Bell’s theorem is a milestone of quantum theory. It is at the heart of the foundational research into the quantum world and it has catalyzed the field of quantum information science over the last decades. In the decade most recently passed, research on Bell’s theorem moved beyond the famous scenario of the Einstein-Podolsky-Rosen paradox and instead entered a new domain, namely quantum networks. Quantum networks are structures that involve many observers and many independent sources of entangled particles. From a conceptual point of view, networks offer an exciting avenue for nonlocality since they enable new types of quantum phenomena, such as entanglement swapping, to impact quantum predictions. Networks elevate the entanglement in measurements to a level on par the entanglement of states. From a practical point of view, real-life quantum networks are today developing rapidly and understanding their ability to support genuine quantum phenomena is more relevant than ever.

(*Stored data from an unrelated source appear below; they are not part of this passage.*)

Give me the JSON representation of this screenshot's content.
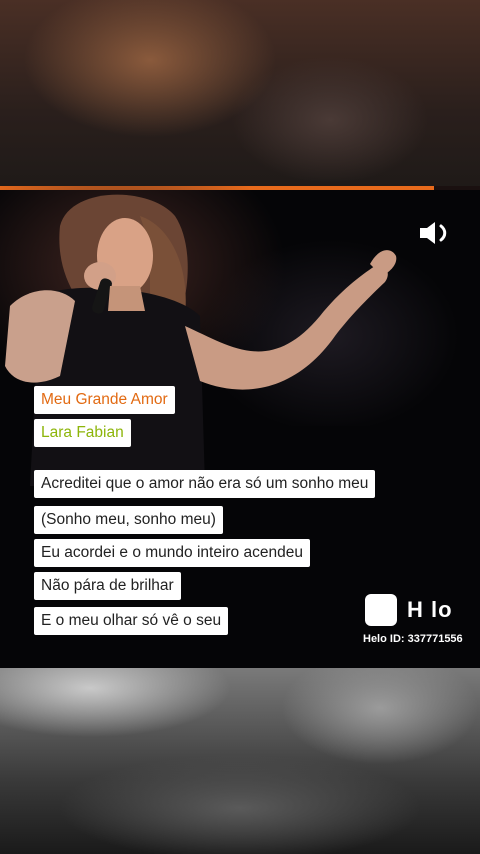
{
  "video": {
    "progress_fraction": 0.905,
    "song_title": "Meu Grande Amor",
    "artist": "Lara Fabian",
    "lyrics": [
      "Acreditei que o amor não era só um sonho meu",
      "(Sonho meu, sonho meu)",
      "Eu acordei e o mundo inteiro acendeu",
      "Não pára de brilhar",
      "E o meu olhar só vê o seu"
    ],
    "sound_icon": "speaker-volume-icon",
    "watermark": {
      "logo_text": "H lo",
      "id_text": "Helo ID: 337771556"
    }
  },
  "colors": {
    "accent": "#e86a1c",
    "title_color": "#e26a12",
    "artist_color": "#8db50a"
  }
}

In recent years, many Bell inequalities have been proposed for detecting quantum nonlocality in networks and many experiments have confirmed their violations. However they have all been, in one way or the other, based on intuition earned from the past exploration of traditional Bell experiments. The recent work breaks away from this intuition. Focusing on the simplest quantum network, it identifies network Bell inequalities that cannot be traced back to standard Bell inequalities. In a similar spirit, it is found that these inequalities can be violated in quantum theory using protocols that do not reduce to ordinary quantum nonlocality. This take on network nonlocality is made possible by shifting the focus away from the celebrated Bell state measurement and instead onto a much more recently proposed measurement – the so-called “Elegant Joint Measurement”. This entanglement swapping measurement earns its name from its appealing geometrical properties. The combination of a quantum network and the elegant geometry of this measurement enable this alternative form of quantum nonlocality in networks.
Although it still remains a matter of argument whether network nonlocality truly is different from traditional nonlocality, the present work further tips the scales in favor of a positive answer. For those who are still not convinced, the room for doubt continues to shrink. For those who are convinced, it is becoming increasingly interesting to explore the new aspects of quantum theory revealed only in quantum networks.